On a different topic, we recently did a survey to the members of the commercial real estate email forums we manage. (There are over 29,000 members and it’s totally free to join.) Great way to make deals in sales,acquisitions or leasing. To join, go to
http://www.dealmakers.net/sub_unsub.asp. Anyway, among the questions asked was: "Have you done a deal because of the forums?" It appears about 18% have finalized a deal on-line because of our forums. The next question was: "Do you post (That means, do you list property for sale or lease or list your acquisition needs) at least once a month to our email forums?" Over 70% of the people who had done a deal on the forums also “posted” at least once a
month. So, 70% of the people doing deals are also aggressively posting to the “world” what they have or need. The “doers” do and the rest watch. That, I believe, is similar to the readers of the Dealmakers. Most read, but a smaller percentage that are more aggressive, send in their press releases, available space, property for sale, etc. and I’m willing to bet dollars to donuts, they do more deals than the passive subscribers. The harder you
work, the luckier you get. Sending in your press releases, needs or
availability is easy and free. (Just email it to Ann@dealmakers.net or fax it to 609-587-3511. Just send it in, we’ll rewrite it to fit.) You should also do that to all the trade publications. (And send press releases to your
local newspaper.) If you follow my New Year’s advice, I guarantee you’ll do more deals in 2007.

Oh, before I forget, RETAILER ONE ON ONE is having their 2007 dealmaking conference on April 11-12th in Orlando. (This is NOT an ICSC event but I highly recommend it if you do work in Florida.) They have a great turnout of "real" retailers. For details go to
http://www.retaileroneonone.com/event.htm. I've gone for four years now and have never been disappointed.

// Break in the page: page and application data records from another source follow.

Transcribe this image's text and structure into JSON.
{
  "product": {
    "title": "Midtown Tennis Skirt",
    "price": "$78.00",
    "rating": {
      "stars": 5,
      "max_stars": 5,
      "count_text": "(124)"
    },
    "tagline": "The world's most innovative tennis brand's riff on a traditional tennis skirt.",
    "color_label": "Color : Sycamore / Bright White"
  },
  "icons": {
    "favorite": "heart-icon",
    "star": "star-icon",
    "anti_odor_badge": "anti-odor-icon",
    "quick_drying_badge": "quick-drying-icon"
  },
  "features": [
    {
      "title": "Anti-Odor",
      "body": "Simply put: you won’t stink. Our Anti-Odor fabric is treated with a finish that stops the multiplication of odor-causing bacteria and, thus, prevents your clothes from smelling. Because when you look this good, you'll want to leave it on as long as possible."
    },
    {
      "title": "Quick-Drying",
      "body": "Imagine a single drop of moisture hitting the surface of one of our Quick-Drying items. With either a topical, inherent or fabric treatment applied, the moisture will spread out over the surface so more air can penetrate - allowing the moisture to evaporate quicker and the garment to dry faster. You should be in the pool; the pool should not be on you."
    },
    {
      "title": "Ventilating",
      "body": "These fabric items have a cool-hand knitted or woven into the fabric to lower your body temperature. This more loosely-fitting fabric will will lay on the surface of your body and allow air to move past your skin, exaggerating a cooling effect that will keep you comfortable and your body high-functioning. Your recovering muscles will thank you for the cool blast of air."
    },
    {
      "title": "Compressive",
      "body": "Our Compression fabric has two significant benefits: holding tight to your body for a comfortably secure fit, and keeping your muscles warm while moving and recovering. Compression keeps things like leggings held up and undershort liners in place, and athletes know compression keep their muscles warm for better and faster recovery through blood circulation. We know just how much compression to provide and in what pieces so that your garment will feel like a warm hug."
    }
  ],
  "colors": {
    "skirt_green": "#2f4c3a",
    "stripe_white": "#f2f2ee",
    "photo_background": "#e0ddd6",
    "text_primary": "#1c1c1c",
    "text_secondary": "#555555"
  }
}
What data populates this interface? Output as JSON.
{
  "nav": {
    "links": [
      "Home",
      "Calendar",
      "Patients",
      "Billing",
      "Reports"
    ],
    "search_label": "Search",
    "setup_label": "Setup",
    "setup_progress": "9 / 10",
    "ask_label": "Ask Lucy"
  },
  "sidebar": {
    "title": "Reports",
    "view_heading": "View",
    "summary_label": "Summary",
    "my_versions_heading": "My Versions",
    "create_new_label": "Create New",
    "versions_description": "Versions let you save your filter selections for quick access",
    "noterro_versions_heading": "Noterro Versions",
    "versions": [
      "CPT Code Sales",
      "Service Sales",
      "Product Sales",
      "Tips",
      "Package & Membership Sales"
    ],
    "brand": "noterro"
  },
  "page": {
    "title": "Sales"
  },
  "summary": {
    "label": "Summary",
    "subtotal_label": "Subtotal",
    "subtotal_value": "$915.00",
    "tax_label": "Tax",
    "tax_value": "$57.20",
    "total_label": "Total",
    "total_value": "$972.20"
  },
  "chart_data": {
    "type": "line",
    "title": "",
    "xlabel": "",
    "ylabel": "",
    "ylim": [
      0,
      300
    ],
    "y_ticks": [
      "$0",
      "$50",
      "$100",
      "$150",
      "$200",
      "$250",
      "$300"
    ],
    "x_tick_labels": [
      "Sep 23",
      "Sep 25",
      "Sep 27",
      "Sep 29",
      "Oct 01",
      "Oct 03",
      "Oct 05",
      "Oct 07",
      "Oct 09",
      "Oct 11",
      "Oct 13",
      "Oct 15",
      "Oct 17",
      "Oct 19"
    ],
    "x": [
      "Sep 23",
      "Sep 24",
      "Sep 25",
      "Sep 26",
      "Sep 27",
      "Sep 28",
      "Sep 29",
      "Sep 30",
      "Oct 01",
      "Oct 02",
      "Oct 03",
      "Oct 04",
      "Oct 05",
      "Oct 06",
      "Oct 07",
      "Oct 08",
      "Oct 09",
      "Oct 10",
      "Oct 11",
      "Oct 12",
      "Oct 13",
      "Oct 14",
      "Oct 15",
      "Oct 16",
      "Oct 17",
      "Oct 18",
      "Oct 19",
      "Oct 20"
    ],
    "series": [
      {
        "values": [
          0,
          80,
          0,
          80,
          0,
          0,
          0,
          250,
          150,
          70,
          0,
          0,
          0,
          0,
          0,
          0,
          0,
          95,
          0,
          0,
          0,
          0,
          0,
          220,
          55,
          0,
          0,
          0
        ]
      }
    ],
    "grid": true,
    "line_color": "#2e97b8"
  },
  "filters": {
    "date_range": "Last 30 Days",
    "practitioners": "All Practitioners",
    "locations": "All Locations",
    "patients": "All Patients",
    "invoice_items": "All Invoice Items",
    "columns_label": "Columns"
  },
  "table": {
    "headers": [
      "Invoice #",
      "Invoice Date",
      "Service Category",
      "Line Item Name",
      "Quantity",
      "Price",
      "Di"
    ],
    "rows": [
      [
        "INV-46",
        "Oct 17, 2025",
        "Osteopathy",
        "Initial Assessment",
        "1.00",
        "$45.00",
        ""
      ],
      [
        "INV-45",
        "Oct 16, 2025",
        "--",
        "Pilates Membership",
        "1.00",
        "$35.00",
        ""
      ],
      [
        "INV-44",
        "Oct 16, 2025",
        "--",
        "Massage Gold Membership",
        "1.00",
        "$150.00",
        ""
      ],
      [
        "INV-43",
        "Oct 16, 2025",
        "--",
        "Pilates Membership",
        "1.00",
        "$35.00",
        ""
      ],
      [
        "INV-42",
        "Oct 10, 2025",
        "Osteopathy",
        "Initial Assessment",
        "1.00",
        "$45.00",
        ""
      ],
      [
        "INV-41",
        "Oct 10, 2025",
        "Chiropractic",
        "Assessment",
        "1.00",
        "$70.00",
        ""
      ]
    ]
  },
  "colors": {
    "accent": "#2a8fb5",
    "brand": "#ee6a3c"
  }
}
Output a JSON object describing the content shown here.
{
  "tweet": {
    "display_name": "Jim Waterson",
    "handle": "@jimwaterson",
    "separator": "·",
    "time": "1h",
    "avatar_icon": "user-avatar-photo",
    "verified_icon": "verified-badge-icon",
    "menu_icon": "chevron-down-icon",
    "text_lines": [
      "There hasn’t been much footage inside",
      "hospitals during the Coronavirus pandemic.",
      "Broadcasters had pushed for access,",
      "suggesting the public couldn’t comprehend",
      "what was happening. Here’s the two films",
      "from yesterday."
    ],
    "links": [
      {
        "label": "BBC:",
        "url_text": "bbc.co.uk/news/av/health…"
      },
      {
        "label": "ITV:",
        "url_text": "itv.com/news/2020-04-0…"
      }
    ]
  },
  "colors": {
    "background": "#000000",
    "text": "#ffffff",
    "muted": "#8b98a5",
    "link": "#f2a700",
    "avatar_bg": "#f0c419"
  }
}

Parting thoughts: Well, the results of Christmas are in, and while it wasn't the holiday most retailers wanted, it was "OK," meaning there will be less bankruptcies and expansions will continue, but I think the majority of retailers will be more selective on where they locate and what they'll pay, and will be asking for more TI money. Also, while there will be less Chapter "11's," there will be more retailers closing LOTS of unprofitable stores in 2007. The two big winners for Christmas '06 were electronics and "high-end
retailers," so look for these categories to expand big in 2007.